The Health Insurance Portability and Accountability Act (HIPAA) privacy rules requires notice in writing of the privacy practices of health care services, and this requirement also applies if the health service is electronic.
California: Calif. Bus. & Prof. Code §§ 22575-22578
Connecticut: Conn. Gen. Stat. § 42-471
Connecticut requires any person who collects Social Security numbers in the course of business to create a privacy protection policy. The policy must be “publicly displayed” by posting on a web page and the policy must (1) protect the confidentiality of Social Security numbers, (2) prohibit unlawful disclosure of Social Security numbers, and (3) limit access to Social Security numbers.
In the last few years, the Federal Trade Commission (FTC) and, more recently, the Federal Communications Commission (FCC) have brought enforcement actions that resulted in significant settlement terms, and in the case of the FCC, a multi-million dollar fine against companies that violated their own privacy policies.

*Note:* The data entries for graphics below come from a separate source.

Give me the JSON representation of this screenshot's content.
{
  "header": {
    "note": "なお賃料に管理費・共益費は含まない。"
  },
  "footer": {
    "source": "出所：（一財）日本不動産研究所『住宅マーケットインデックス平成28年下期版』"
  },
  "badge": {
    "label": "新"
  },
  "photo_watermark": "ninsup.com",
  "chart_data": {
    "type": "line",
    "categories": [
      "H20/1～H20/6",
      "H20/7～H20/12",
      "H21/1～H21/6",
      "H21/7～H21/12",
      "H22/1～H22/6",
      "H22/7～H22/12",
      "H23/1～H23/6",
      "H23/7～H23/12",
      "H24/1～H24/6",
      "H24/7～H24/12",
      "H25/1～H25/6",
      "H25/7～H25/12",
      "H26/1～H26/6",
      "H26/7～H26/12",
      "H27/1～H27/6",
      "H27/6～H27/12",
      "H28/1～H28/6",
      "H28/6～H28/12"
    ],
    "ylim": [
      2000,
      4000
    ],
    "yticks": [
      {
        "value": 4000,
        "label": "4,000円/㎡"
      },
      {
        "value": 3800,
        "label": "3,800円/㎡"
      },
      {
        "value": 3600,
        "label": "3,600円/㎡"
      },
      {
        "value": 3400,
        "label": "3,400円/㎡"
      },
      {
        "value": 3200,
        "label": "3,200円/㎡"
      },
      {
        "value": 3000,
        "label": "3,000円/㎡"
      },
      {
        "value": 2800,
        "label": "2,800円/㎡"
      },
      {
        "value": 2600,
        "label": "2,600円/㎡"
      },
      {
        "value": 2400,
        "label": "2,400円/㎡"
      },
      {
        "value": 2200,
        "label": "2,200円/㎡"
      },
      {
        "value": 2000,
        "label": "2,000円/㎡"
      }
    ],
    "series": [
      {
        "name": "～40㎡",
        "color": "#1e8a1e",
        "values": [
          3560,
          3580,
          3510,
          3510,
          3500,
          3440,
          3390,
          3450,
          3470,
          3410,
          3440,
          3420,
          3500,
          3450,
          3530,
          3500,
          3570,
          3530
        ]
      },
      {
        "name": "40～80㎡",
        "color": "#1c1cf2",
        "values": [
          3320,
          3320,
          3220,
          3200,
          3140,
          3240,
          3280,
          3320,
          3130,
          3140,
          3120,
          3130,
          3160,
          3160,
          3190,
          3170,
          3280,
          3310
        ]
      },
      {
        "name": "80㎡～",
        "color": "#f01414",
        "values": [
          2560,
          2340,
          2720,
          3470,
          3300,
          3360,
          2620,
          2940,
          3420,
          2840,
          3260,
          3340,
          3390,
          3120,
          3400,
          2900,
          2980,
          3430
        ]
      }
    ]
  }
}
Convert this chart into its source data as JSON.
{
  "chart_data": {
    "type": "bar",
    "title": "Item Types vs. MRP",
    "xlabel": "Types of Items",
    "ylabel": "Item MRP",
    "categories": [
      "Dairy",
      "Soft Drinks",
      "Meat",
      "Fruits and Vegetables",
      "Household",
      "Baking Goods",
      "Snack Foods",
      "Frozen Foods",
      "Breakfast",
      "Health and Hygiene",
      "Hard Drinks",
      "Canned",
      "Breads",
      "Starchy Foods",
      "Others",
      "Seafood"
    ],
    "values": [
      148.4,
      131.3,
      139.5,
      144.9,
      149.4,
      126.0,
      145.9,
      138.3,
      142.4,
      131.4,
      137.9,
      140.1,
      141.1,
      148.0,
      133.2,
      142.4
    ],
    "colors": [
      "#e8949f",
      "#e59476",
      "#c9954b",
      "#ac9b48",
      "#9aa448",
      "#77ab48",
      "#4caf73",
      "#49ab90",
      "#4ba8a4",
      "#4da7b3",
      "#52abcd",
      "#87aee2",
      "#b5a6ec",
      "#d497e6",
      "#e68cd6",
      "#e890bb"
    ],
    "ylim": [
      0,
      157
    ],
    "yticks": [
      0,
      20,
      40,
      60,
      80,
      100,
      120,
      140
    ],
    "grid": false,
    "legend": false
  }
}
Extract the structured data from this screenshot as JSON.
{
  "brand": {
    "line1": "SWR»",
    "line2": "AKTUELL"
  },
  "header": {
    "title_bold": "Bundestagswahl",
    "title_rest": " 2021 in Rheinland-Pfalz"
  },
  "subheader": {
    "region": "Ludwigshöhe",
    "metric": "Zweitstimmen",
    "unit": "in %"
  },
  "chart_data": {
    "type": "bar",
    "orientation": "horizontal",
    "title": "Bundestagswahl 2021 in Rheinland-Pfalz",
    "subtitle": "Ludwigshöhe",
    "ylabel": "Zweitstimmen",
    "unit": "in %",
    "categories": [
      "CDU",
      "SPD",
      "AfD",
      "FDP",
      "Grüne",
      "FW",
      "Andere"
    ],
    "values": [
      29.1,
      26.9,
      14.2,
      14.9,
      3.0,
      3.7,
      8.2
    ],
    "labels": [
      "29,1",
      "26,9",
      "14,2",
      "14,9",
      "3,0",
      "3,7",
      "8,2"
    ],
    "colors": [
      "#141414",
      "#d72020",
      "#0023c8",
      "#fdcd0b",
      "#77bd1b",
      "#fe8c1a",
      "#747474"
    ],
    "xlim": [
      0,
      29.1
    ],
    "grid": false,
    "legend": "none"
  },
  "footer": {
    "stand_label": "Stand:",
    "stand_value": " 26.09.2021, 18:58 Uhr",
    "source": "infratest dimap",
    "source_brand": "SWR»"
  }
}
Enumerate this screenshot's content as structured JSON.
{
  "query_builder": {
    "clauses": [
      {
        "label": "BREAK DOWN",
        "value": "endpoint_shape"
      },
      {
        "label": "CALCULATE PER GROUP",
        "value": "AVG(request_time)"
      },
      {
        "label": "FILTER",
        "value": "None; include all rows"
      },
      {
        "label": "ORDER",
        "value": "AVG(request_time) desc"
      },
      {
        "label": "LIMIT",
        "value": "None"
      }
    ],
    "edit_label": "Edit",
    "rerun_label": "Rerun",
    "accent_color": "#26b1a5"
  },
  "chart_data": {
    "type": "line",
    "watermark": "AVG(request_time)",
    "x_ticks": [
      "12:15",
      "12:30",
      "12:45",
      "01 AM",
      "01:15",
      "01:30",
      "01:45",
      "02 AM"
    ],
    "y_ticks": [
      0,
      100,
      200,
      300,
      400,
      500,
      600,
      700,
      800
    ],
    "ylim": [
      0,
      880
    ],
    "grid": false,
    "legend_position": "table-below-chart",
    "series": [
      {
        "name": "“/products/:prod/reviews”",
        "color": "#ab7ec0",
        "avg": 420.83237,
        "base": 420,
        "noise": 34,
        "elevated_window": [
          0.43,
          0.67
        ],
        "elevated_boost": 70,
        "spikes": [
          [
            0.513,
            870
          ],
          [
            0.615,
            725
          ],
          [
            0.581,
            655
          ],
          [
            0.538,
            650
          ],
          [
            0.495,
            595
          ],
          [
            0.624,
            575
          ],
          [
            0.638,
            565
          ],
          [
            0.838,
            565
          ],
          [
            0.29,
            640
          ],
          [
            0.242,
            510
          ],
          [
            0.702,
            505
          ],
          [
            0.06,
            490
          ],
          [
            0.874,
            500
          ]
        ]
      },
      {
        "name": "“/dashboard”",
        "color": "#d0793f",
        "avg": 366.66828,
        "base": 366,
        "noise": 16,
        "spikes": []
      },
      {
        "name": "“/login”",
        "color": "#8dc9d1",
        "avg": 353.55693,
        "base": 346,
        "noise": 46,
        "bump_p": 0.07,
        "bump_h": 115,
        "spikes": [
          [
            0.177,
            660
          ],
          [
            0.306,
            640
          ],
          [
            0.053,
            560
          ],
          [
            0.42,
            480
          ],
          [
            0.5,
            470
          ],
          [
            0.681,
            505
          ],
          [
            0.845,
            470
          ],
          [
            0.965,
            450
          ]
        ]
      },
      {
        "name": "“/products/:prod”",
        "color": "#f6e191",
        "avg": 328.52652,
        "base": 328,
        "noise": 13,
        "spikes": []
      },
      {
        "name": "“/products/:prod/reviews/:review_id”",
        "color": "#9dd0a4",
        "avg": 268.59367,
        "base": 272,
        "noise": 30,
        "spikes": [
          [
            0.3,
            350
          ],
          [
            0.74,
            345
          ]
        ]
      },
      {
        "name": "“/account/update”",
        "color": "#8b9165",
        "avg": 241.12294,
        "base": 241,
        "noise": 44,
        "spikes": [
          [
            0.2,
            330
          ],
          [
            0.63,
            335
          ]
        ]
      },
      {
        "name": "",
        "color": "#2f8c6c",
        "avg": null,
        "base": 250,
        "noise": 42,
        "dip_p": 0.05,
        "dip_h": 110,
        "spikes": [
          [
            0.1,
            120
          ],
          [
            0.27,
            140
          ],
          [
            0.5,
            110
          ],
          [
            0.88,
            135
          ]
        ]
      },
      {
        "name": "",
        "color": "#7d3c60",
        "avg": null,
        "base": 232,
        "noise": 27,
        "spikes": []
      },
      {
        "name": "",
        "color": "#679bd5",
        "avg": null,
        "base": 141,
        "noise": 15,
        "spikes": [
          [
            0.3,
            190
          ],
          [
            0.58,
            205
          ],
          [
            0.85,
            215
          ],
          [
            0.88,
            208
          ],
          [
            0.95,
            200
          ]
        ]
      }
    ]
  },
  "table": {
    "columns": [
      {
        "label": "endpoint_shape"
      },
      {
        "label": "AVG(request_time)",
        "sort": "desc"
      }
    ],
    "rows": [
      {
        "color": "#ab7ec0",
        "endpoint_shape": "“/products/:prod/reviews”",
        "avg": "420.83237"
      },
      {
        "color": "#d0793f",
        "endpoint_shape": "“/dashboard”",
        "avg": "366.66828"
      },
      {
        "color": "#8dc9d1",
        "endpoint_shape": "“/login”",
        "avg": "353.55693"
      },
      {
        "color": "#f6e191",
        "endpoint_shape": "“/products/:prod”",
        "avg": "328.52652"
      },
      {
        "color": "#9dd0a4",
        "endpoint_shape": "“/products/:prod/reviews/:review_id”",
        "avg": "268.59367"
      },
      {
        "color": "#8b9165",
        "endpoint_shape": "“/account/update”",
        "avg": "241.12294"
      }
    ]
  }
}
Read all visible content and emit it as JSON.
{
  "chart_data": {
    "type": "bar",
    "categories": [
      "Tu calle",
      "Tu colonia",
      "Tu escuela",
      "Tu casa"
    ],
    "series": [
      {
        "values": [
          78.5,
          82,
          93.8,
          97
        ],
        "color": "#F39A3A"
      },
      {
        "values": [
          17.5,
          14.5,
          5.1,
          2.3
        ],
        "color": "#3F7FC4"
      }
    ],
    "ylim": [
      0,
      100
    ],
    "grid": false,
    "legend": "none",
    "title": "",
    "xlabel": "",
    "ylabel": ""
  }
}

If a company makes materially misleading statements or omissions about privacy or data security that are likely to mislead reasonable consumers, such statements or omissions are deceptive. The FTC has used this authority, for example, to challenge false and misleading claims about how companies use and share consumer data; whether they track consumers’ movements online; whether they are honoring consumers’ opt-outs; and whether they are delivering on promises to secure consumers’ financial and health data.
In the last several years the FTC has brought several Section 5 (deceptive and/or unfair trade practice) actions for various reasons including making allegedly misleading statements in privacy policies. This includes actions against Snapchat, GMR Transcription Services, Credit Karma and TRENDnet. To resolve these FTC actions, the offending company typically must sign a consent order which requires it to:
- Establish comprehensive security programs designed to address security risks during the development of their products, programs or applications,
- Undergo independent security assessments every other year for the next 20 years, and
- Make no additional misrepresentations about the level of privacy or security of their products and services.
Then, for the next 20 years, the company risks a contempt of court finding, or worse, if it fails to strictly comply with the terms of the consent order.
In their privacy policies, the two companies stated that they had in place ‘technology and security features to safeguard the privacy of your customer specific information from unauthorized access or improper use.’ Yet, from September 2012 through April 2013, the sensitive documents they collected from consumers were apparently stored in a format accessible via the Internet and readable by anyone.
Complaints about the readability of privacy policies are not new. In its December 2010 Preliminary Staff Report, “Protecting Consumer Privacy in an Era of Rapid Change,” the FTC found that most corporate privacy policies are “incomprehensible,” and that “consumers typically do not read, let alone understand” these privacy statements. The FTC noted that, in general, “privacy policies do a poor job of informing consumers about companies’ data practices or disclosing changes to their practices.” Even companies that have thorough privacy disclosures were criticized by the FTC as having policies that are “opaque” and “too long and too difficult to navigate.” The FTC issued the final version of that report in March 2012, and included a series of recommendations for businesses and policymakers.
A recently-published whitepaper,”Privacy Policies: How to Communicate Effectively with Consumers” addressed the reading comprehension level needed to understand the privacy policies of Fortune 500 corporations. The average U.S. adult reads at an 8th grade reading level. The clear majority of Fortune 500 privacy policies in the study require a reading comprehension level beyond that of the average U.S. adult. Remarkably, 82% of those privacy policies required a college-level reading ability.
In terms of length, the whitepaper noted another rather remarkable disconnect:
This is particularly true on mobile devices with their smaller screens and fonts. The California Attorney General’s office has suggestions for improving the readability of privacy policies in a May 2014 pamphlet, “Making Your Privacy Practices Public”.
What Are The Take-Aways?
- It should be written in clear and concise language that average consumers will understand.
- It should be regularly reviewed to make sure it complies with statutory and other requirements.